薛剣総領事のツイートに対する批判的な返信

日本に向けては「ほっこりツイート」も

 薛氏は他のツイートでも、米国に対しては民主政治を「腐敗」「金まみれ」と攻撃し、コロナ対策を批判するなど厳しい姿勢が目立つ。その一方で、日本との関係については、和歌山県白浜町のアドベンチャーワールドのジャイアントパンダの誕生日を祝福するなど、柔らかな内容のツイートが多く、日中の友好関係重視の姿勢を強調。あたかも日米の同盟関係を揺さぶるかのような印象を与えている。
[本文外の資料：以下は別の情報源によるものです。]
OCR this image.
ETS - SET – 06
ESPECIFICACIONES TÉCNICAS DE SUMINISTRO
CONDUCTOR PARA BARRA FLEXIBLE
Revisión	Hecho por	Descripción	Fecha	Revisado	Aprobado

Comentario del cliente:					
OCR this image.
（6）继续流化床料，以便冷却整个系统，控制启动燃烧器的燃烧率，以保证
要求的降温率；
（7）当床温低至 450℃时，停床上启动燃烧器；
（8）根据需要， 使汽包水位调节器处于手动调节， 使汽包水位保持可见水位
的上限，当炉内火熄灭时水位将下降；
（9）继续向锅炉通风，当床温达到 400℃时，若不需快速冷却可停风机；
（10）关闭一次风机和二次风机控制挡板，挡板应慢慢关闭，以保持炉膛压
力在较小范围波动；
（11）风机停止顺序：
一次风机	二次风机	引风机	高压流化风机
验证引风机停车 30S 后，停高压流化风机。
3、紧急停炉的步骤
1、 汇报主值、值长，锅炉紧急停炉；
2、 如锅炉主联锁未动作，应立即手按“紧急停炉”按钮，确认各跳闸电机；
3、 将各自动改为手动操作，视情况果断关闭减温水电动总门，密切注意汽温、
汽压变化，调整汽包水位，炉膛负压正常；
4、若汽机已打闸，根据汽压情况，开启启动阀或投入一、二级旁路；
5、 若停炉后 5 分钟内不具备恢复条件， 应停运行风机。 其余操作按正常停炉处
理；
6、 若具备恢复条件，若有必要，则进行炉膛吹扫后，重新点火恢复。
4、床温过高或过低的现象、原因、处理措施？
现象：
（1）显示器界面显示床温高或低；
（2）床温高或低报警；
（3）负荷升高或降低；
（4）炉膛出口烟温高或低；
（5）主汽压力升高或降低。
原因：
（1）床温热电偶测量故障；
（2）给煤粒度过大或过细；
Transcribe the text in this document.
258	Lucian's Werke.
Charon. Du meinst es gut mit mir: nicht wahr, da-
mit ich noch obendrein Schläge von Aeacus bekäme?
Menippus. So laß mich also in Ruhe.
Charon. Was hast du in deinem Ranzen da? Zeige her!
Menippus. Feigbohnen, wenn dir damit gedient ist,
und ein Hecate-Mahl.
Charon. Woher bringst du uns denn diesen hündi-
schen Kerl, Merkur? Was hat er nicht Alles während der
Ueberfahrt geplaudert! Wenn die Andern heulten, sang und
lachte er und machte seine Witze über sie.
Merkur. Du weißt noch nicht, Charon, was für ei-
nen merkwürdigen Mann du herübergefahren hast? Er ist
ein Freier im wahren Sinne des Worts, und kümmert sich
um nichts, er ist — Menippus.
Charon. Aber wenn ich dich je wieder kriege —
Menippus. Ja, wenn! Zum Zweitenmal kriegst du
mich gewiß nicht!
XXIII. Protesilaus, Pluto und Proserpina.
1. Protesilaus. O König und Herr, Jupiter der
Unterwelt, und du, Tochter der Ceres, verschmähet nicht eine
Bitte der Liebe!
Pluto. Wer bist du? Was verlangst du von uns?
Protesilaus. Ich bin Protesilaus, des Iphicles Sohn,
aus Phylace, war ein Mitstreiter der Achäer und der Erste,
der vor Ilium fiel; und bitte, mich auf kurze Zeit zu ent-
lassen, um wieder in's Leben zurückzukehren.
 同総領事館ホームページなどによると、薛氏は1968年7月、江蘇省淮安市漣水県生まれ。北京外国語学院日本学部で学び、外交部(外務省)へ。駐日大使館公使参事官や外交部アジア局参事官など歴任し、2019年からアジア局副局長を務めた。

 駐大阪中国総領事館は、近畿、中国、四国など2府12県を管轄し、欧州の小国ほどの経済力にも比肩し得るエリアのため、日本では東京の駐日大使館に次ぐ規模を誇る在外公館で、総領事も大使級とされる重要な中国の在外公館だ。